Mais, pourtant, dans cette atmosphère d’école conventuelle, Joseph Fouché apprend beaucoup de choses, qui serviront infiniment au futur diplomate ; avant tout, la technique du silence, le grand art de la dissimulation, la maîtrise dans l’observation et la connaissance des âmes. Si cet homme, pendant toute sa vie, domine chaque nerf de sa figure, même dans la passion, si l’on ne peut jamais découvrir un signe visible de colère, d’irritation, d’émotion, sur son visage immobile et comme muré dans le silence, s’il parle tranquillement, avec la même voix sans expression, des choses les plus courantes et des choses les plus terribles, s’il sait marcher d’un même pas furtif dans les appartements de l’Empereur et dans le tumulte d’une réunion populaire, c’est parce qu’il a appris pendant ses années de réfectoire l’incomparable discipline de la domination de soi-même, c’est parce qu’il a longtemps dompté sa volonté par les exercices de Loyola et appris à parler dans les discussions de l’art séculaire des prêtres, avant de prendre place sur le podium de la scène du monde. Ce n’est peut-être pas un hasard qui a fait que les trois grands diplomates de la Révolution française, Talleyrand, Sieyès et Fouché, sont sortis de l’école de l’Église, maîtres en la science des hommes, longtemps avant d’affronter la tribune. L’antique tradition d’une communauté qui les dépasse de beaucoup imprime, dans les minutes décisives, une certaine ressemblance à leurs caractères, qui sont, par ailleurs, opposés. À cela s’ajoutent, chez Fouché, une discipline de fer, presque spartiate, une résistance intérieure au luxe et à l’ostentation, la faculté de cacher sa vie privée et ses sentiments personnels. Non, ces années passées dans l’ombre des séminaires n’ont pas été perdues pour Fouché ; il a infiniment appris lui-même tout en professant.
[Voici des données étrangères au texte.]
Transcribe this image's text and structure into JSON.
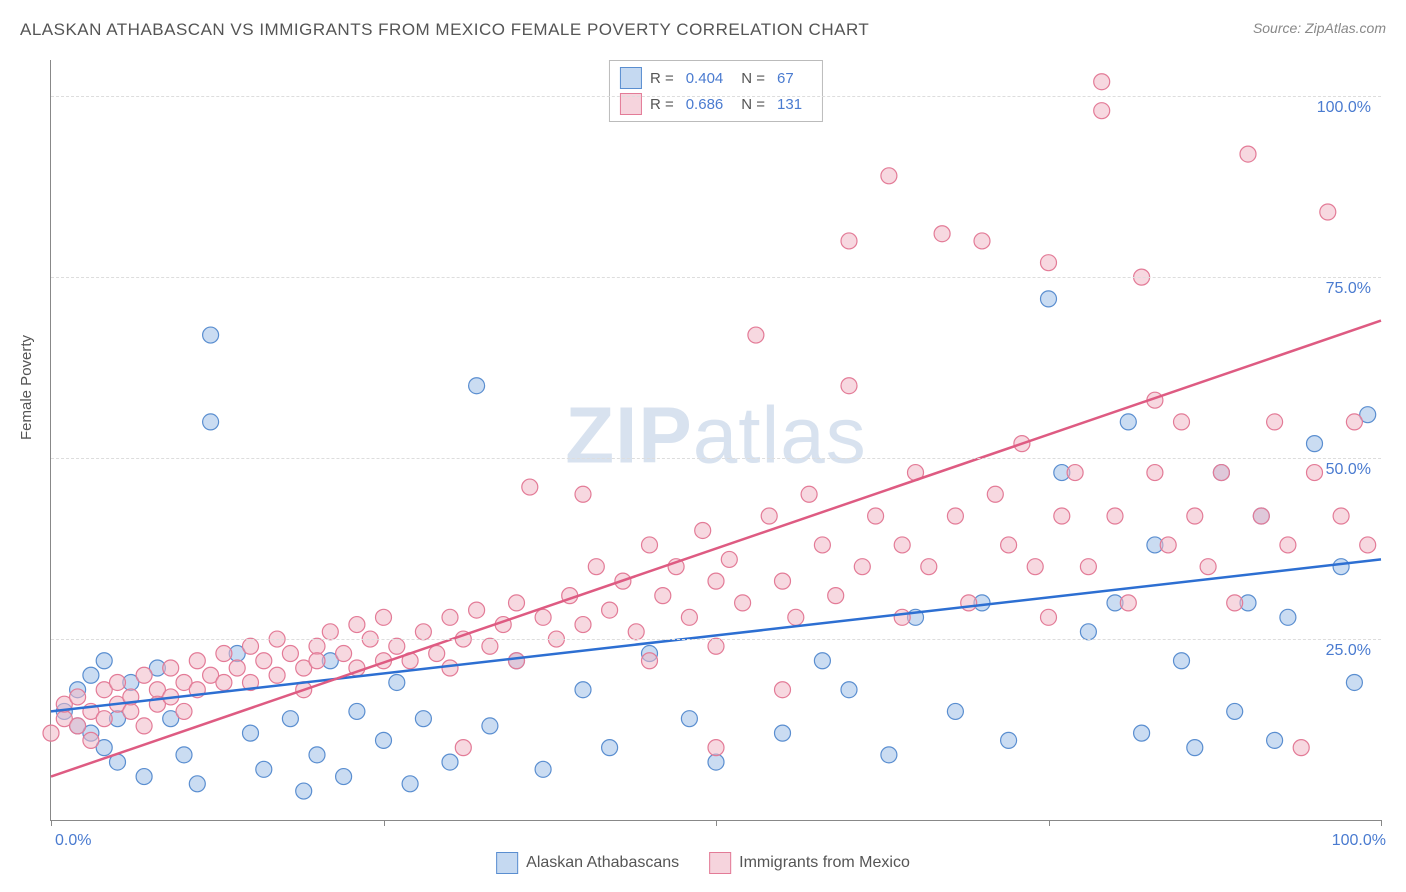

Derrière les murs du cloître, dans l’isolement le plus strict, cet esprit singulièrement souple et inquiet acquiert et mûrit sa maîtrise psychologique. Pendant des années il ne lui est permis d’agir qu’invisiblement, dans le cercle religieux le plus étroit ; mais dès 1778 a commencé en France cette tempête sociale qui vient battre jusqu’aux murs des couvents. Dans les cellules des oratoriens, on discute sur les droits de l’homme, aussi bien que dans les loges de francs-maçons ; une curiosité d’une espèce nouvelle pousse les jeunes prêtres vers les laïcs, et c’est la curiosité qui attire aussi le professeur de physique et de mathématiques vers les découvertes étonnantes de l’époque, comme celles de Montgolfier et des premiers aérostats, ou vers les inventions grandioses du domaine de l’électricité et de la médecine. Messieurs les ecclésiastiques cherchent à entrer en relations avec les milieux intellectuels et, à Arras, le moyen leur en est fourni par une société très singulière, appelée les Rosati, sorte de cercle idéaliste qui réunit en une sereine compagnie les beaux esprits de la ville.